Traditional economic theory argues that trade can be mutually beneficial, allowing businesses in each country to focus on what they do best. But Navarro insists those gains are undermined when other countries “unfairly” subsidize exports, manipulate currency, steal intellectual property, or require American firms to transfer technology as a cost of doing business.
He says the U.S. needs to unwind “bad” trade agreements and strike new ones that would prevent such practices. Already the Trump administration has backed out of the Trans-Pacific Partnership, announced its intent to renegotiate the North American Free Trade Agreement, and hinted that a trade pact with South Korea could be canceled as well.
“That hat trick of deals — TPP, NAFTA and South Korea — what do you call that? That’s a pretty damn good start,” Navarro says.
Critics have warned that administration policies could spark a trade war, hurting U.S. exports. But Navarro is not worried, arguing that other countries have more to lose from such a confrontation than the U.S.
“If you think about America as the largest consumer in the world and the third-largest exporter, we have the most bargaining power of any country in the world,” Navarro says.
Navarro underscores the president’s “America First” agenda, saying the U.S. should focus on homegrown economic concerns when it negotiates trade deals. He argues the country has gone astray when it tried to achieve larger strategic goals at the bargaining table.
“The thought process over the last 30 years — and it’s been a very conscious thought process — has been to sacrifice our economy, often on the altar of foreign policy and geopolitics,” Navarro says. “A lot of these trade deals that we enter into are done not to create jobs here in America, not to boost our income, but to forge alliances and to address things other than the economy.”
Manufacturing and national defense
The Trump administration has launched investigations into rising steel and aluminum imports, using a 1960s-era law that’s designed to protect domestic industries considered critical for national defense. Depending on what those investigations find, the administration could order new tariffs or import quotas.
Unlike former President Dwight Eisenhower, who famously cautioned against the rise of the “military-industrial complex,” Navarro and Trump see the military and industry as natural partners.

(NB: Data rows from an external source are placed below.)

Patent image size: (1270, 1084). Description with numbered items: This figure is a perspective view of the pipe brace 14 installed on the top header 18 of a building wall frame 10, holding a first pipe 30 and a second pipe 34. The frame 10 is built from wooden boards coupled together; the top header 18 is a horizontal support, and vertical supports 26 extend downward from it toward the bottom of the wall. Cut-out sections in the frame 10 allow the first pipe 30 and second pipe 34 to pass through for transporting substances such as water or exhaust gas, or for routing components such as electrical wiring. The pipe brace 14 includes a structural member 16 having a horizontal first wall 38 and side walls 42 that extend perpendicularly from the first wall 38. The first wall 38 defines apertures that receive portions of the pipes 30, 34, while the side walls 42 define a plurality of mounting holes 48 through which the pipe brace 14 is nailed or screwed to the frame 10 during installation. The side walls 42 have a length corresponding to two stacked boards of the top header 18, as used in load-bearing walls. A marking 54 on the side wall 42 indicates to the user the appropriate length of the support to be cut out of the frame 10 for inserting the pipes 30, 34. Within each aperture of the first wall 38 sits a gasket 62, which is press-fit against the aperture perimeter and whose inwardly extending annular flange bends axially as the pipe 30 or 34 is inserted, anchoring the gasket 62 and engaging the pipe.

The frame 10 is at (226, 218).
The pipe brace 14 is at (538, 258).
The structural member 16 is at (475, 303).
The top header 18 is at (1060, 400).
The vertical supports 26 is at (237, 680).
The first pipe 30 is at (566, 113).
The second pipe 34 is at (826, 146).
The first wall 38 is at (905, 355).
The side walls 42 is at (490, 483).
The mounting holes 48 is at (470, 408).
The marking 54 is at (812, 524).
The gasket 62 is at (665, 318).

“How did we beat the Germans and the Japanese in World War II?” Navarro asks. “Certainly we had brave men and women on our ships, planes, tanks, whatever. But ultimately, what we did is we dramatically outproduced both of those countries in armaments, and we simply overwhelmed them.”
A “bricklayer” for Trump’s wall of protectionism
In announcing the new Office of Trade and Manufacturing Policy, Trump sang the praises of the new director.
“Peter Navarro has fought against trade abuse for a long time,” Trump said. He even gave Navarro the ceremonial pen he used to sign the executive order.
“What I love about the president is he creates moments for people who are down the scale in things,” Navarro says, “whether it’s a bricklayer in one of his buildings or someone who works in the Executive Office Building,” across from the White House.
Navarro says he thinks of himself as a kind of bricklayer in the president’s effort to build a protective wall around U.S. workers and industries.
“My mission really is to defend American workers and domestic manufacturers. These are the people who built America and who will build America,” Navarro says.
While he has a Ph.D. from Harvard, Navarro comes from a modest background.
His father was a musician and his mother worked as a secretary. “I’ve always — given my upbringing — identified with the working class of this country,” Navarro says. “Every day I get up and when I go to work it’s to create more jobs for the American people and defend the jobs we have from unfair trade practices and bad trade deals. I take that very seriously.”